Changes to accounting standards at Australian companies are being manifested in increased earnings volatility, with several local stocks expecting to post half-year results at odds with earlier forecasts.
Changes to accounting standards at Australian companies are being manifested in increased earnings volatility, with several local stocks expecting to post half-year results at odds with earlier forecasts.
The changes arise from the much-publicised Australian equivalents to International Financial Reporting Standards adopted last year, designed to make it easier to compare Australian companies with their foreign counterparts.
One of the biggest changes under AIFRS is the treatment of hedging instruments and unrealised investment properties, now recognised in company bottom lines.

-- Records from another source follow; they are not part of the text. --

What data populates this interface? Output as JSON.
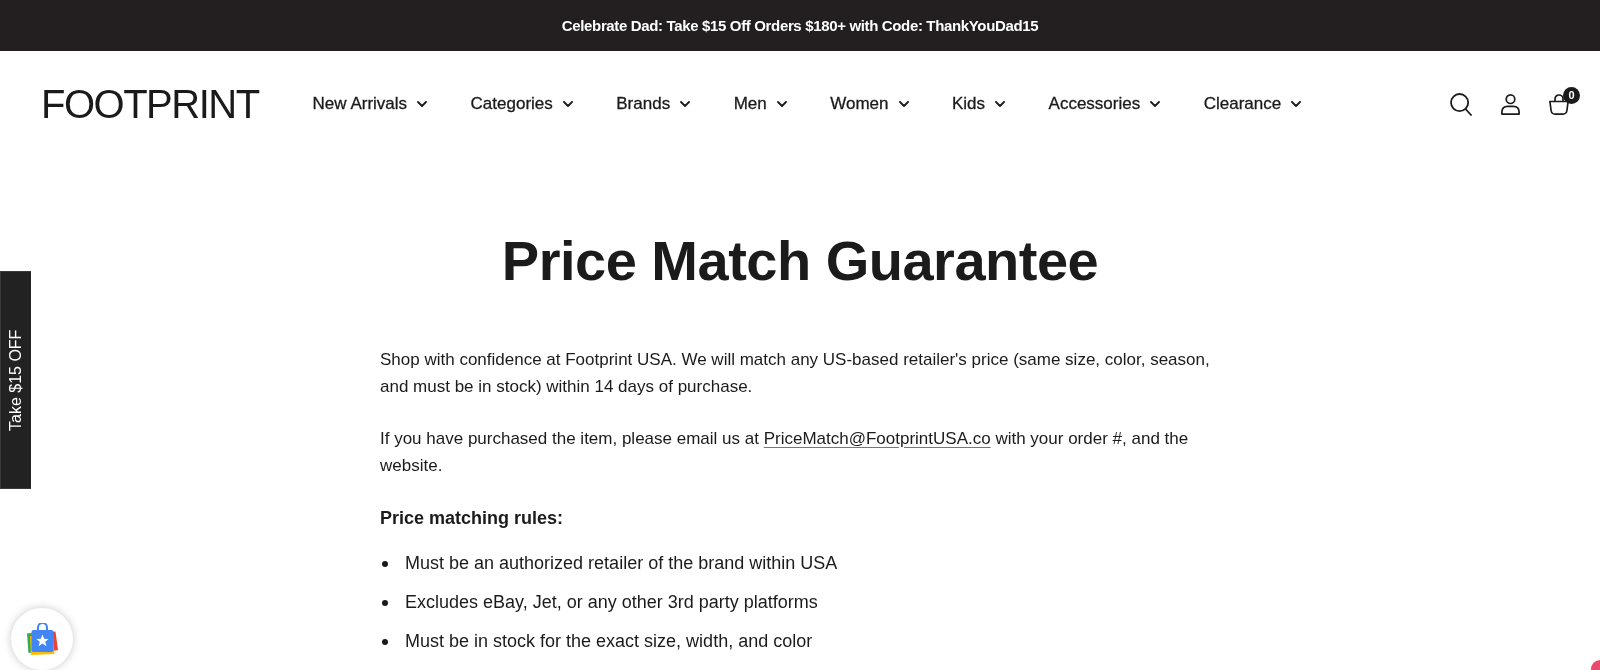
{
  "announcement_bar": {
    "text": "Celebrate Dad: Take $15 Off Orders $180+ with Code: ThankYouDad15"
  },
  "header": {
    "logo": "FOOTPRINT",
    "nav": [
      {
        "label": "New Arrivals"
      },
      {
        "label": "Categories"
      },
      {
        "label": "Brands"
      },
      {
        "label": "Men"
      },
      {
        "label": "Women"
      },
      {
        "label": "Kids"
      },
      {
        "label": "Accessories"
      },
      {
        "label": "Clearance"
      }
    ],
    "cart": {
      "count": "0"
    }
  },
  "page": {
    "title": "Price Match Guarantee",
    "paragraphs": [
      {
        "kind": "text",
        "text": "Shop with confidence at Footprint USA. We will match any US-based retailer's price (same size, color, season, and must be in stock) within 14 days of purchase."
      },
      {
        "kind": "link",
        "before": "If you have purchased the item, please email us at ",
        "link": "PriceMatch@FootprintUSA.co",
        "after": " with your order #, and the website."
      }
    ],
    "rules_heading": "Price matching rules:",
    "rules": [
      "Must be an authorized retailer of the brand within USA",
      "Excludes eBay, Jet, or any other 3rd party platforms",
      "Must be in stock for the exact size, width, and color"
    ]
  },
  "side_tab": {
    "label": "Take $15 OFF"
  }
}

Crying foul over the new standards are gold miners Resolute Mining Ltd and Croesus Mining NL, who have been forced to recognise large hedge losses on their income statements.
The stacked hedge books of both producers mean they will struggle to collect much benefit from a gold price that is now at 25-year highs.
Hardest hit has been Resolute, which last week forecast an unrealised $49 million December 2005 half loss thanks to the new accounting treatment of its hedge book.
Resolute chief executive Peter Sullivan said the application of AIFRS would have the potential to produce “considerable income statement volatility for the company in the future and produce results not indicative of its underlying operating earnings”.
The hedge loss reported by Resolute appears on its income statement because it does not qualify as an ‘effective hedge’ under AIFRS, meaning the financial instruments used do not “accurately offset changes in the underlying commodity”.
This followed the recent forecast of an $18 million pre-tax half year hedge loss at Croesus, now also included in the bottom line.
But making matters worse for the miners is that, should a financial instrument be considered an ‘effective hedge’, it is buried on the balance sheet, appearing as a change in equity, rather than appearing on the income statement.
Accounting experts say this puts the hedging blunders of financial managers under more investor scrutiny, while effective hedges are more likely to be overlooked.
However, at listed stockbroker and fund manager Euroz Ltd, the new standards have had a more slight effect, according to executive chairman Peter Diamond, who says the changes are purely cosmetic.
Euroz posted an unaudited half year net profit after tax of $6.37 million, including some $682,000 from unrealised investments that would not have been incorporated prior to AIFRS.
“I have a very strong opinion that it’s a change that wasn’t needed,” Mr Diamond said.
“Before, anyone could have looked up the figures in notes to the accounting statements.”
In any case, Mr Diamond said, Euroz had a policy of paying its dividends from realised earnings, rather than building in the unrealised profits reported under AIFRS.
He said that, for the most part, the changes meant more consulting fees to bring companies’ management accounting practices into line with the new standards.
Great Southern Plantations managing director John Young said in a recent market update, that despite a strong sales result, a forecast small half-year loss could be exacerbated by fair value adjustments on land now considered investment properties under AIFRS.
An Ernst & Young analysis report last month on the impact of AIFRS on the 100 highest valued Australian listed companies found that accounting for investment properties, financial instruments and impairments was likely to have the greatest impact on earnings volatility because the adjustments from these areas were typically outside the control of the company.